High Victorian Gothic was an eclectic architectural style and movement during the mid-late 19th century.[1] It is seen by architectural historians as either a sub-style of the broader Gothic Revival style, or a separate style in its own right.[2]
Promoted and derived from the works of the architect and theorist John Ruskin, though it eventually diverged, it is sometimes referred to as Ruskinian Gothic.[3] It is characterised by the use of polychrome (multi-colour) decoration, "use of varying texture" and Gothic details.[4] The architectural scholar James Stevens Curl describes it thus: "Style of the somewhat harsh polychrome structures of the Gothic Revival in the 1850s and 1860s when Ruskin held sway as the arbiter of taste. Like High Gothic, it is an unsatisfactory term, as it poses the question as to what is 'Low Victorian'. 'Mid-Victorian' would, perhaps, be more useful, but precise dates and description of styles would be more so."[5]
Among the best-known practitioners of the style were William Butterfield,[6] Sir Gilbert Scott,[7] G. E. Street,[8] and Alfred Waterhouse. Waterhouse's Victoria Building at Liverpool University, described by Sir Charles Reilly (an opponent of Victorian Gothic) as "the colour of mud and blood,"[9] was the inspiration for the term "red brick university" (as opposed to Oxbridge and the other ancient universities).[10]

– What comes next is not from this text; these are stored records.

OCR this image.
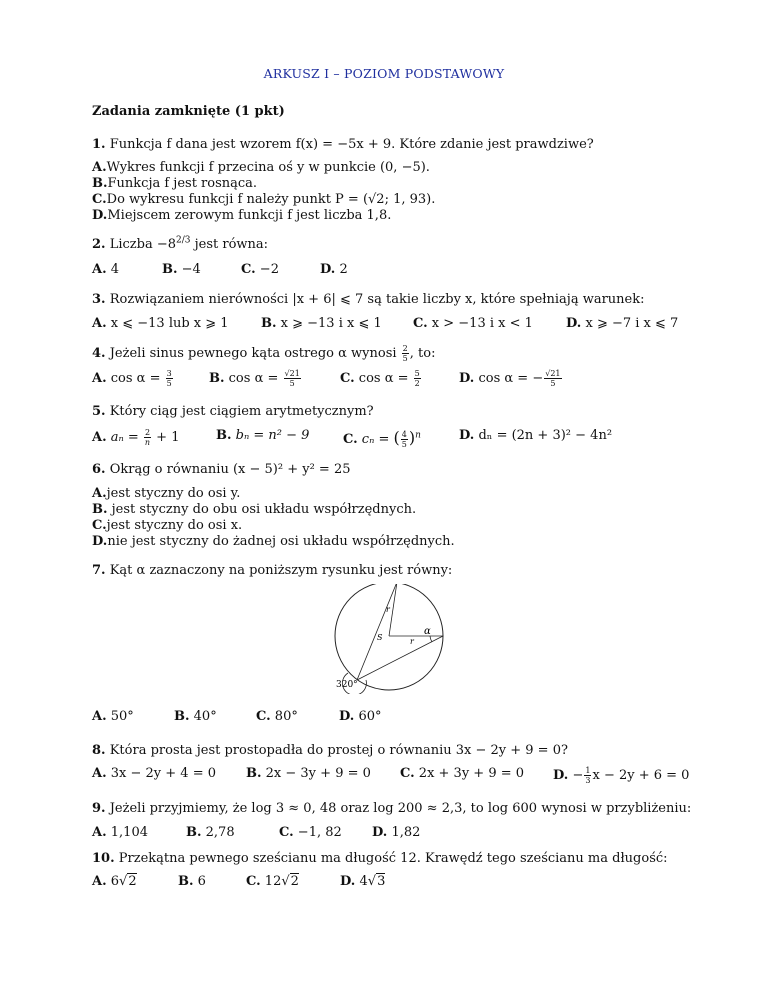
ARKUSZ I – POZIOM PODSTAWOWY
Zadania zamknięte (1 pkt)
1. Funkcja f dana jest wzorem f(x) = −5x + 9. Które zdanie jest prawdziwe?
A.Wykres funkcji f przecina oś y w punkcie (0, −5).
B.Funkcja f jest rosnąca.
C.Do wykresu funkcji f należy punkt P = (√2; 1, 93).
D.Miejscem zerowym funkcji f jest liczba 1,8.
2. Liczba $-8^{2/3}$ jest równa:
A. 4	B. −4	C. −2	D. 2
3. Rozwiązaniem nierówności |x + 6| ⩽ 7 są takie liczby x, które spełniają warunek:
A. x ⩽ −13 lub x ⩾ 1 B. x ⩾ −13 i x ⩽ 1 C. x > −13 i x < 1	D. x ⩾ −7 i x ⩽ 7
4. Jeżeli sinus pewnego kąta ostrego α wynosi $\frac{2}{5}$ , to:
A. $\cos \alpha = \frac{3}{5}$	B. $\cos \alpha = \frac{√21}{5}$	C. $\cos \alpha = \frac{5}{2}$	D. cos α = − $\frac{√21}{5}$
5. Który ciąg jest ciągiem arytmetycznym?
A. $a_n = \frac{2}{n} + 1$	B. bₙ = n² − 9	C. cₙ = ( $\frac{4}{5} )^n$	D. dₙ = (2n + 3)² − 4n²
6. Okrąg o równaniu (x − 5)² + y² = 25
A.jest styczny do osi y.
B. jest styczny do obu osi układu współrzędnych.
C.jest styczny do osi x.
D.nie jest styczny do żadnej osi układu współrzędnych.
7. Kąt α zaznaczony na poniższym rysunku jest równy:
r
S	r
α
320°
A. 50°	B. 40°	C. 80°	D. 60°
8. Która prosta jest prostopadła do prostej o równaniu 3x − 2y + 9 = 0?
A. 3x − 2y + 4 = 0 B. 2x − 3y + 9 = 0 C. 2x + 3y + 9 = 0 D. − $\frac{1}{3}$ x − 2y + 6 = 0
9. Jeżeli przyjmiemy, że log 3 ≈ 0, 48 oraz log 200 ≈ 2,3, to log 600 wynosi w przybliżeniu:
A. 1,104	B. 2,78	C. −1, 82 D. 1,82
10. Przekątna pewnego sześcianu ma długość 12. Krawędź tego sześcianu ma długość:
A. 6√2	B. 6	C. 12√2	D. 4√3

The style began appearing in the United States, particularly New York, in the early 1860s with the work of English-born architects Frederick Clarke Withers, Jacob Wrey Mould, and Americans Edward Tuckerman Potter and Peter Bonnett Wight.[11] By 1870, the style became popular nationwide for civic, commercial, and religious architecture, though was uncommon for residential structures.[12] It was frequently used for what became the "Old Main" of various schools and universities in the late 19th century United States.[4] The Stick Style is sometimes considered the wooden manifestation of the High Victorian Gothic style.[13]